06-14-2017 05:13 AM
I have a 100K text records, each have a problem description. now want to achieve :
1) Take a count of "Similar" looking problem description. (How to achieve this)
2) Main roadblocker is that it takes a lifetime to run process.
Data import-->select attributes-->Process document to Data(tokenize.stopwords,n grams)-->K means/DBSCAN
How can I optimize this to run faster.
Solved! Go to Solution.
06-14-2017 07:16 AM
After TF-IDF anyway we get a lot of attributes, even if I try removing stopwords by dictionary and Pruning, this is taking forever to run.
Want to know how exactly do we proceed to do clustering for a lot of text and in any way an enterprise version solve my problem ?
06-14-2017 07:57 AM
That's simply still a lot for the K-Means. 900x100.000. Either you prune/stem/filter harder or you can go for PCA in front of k-means.
06-14-2017 08:06 AM
But we are dealing with text documents here.
Attribute will be all text (words,n grams).I Can try to further down it by max 10%. How will PCA help me here, please enlighten.
And So what is the process to cluster large text documents
06-14-2017 12:07 PM
Yes, but depending on if you're creating bi or tri_grams, you're blowing up the size of your data set and that affects training time.

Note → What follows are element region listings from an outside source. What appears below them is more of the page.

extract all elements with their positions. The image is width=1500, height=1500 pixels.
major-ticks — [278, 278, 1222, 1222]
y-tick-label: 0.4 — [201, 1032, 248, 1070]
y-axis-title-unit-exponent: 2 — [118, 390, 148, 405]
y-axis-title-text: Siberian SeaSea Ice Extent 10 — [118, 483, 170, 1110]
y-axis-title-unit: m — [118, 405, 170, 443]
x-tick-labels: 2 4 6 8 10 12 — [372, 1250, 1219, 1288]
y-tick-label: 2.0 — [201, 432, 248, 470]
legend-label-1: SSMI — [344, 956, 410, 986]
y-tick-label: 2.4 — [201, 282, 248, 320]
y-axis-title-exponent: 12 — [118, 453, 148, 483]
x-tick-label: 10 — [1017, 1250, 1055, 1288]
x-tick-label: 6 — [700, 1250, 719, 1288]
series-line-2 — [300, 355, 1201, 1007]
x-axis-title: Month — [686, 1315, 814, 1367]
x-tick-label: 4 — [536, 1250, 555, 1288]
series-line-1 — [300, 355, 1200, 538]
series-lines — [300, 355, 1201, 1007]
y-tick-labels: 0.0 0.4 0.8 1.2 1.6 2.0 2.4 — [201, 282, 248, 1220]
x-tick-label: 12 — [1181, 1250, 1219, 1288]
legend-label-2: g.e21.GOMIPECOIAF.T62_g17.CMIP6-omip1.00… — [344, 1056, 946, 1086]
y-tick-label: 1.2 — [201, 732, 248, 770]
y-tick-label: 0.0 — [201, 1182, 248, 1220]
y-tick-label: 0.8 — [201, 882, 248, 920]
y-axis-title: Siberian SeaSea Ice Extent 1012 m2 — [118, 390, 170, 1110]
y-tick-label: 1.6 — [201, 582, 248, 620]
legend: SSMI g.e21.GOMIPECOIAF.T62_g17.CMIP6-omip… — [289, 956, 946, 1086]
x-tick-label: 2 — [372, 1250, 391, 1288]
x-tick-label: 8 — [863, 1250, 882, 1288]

When you have all those columns (aka attributes), you are creating a highly dimensional data set that the clustering alogrithm has to work hard at to calculate to group together. The less attributes you have the faster it will be.
You could use a larger machine with more memory or a RapidMiner Server on a large server but the best option is to do what @mschmitz said and try to reduce the amount of attributes by PCA, pruning, or reducing the # of n-grams. It's a trade off that you have to carefully think about.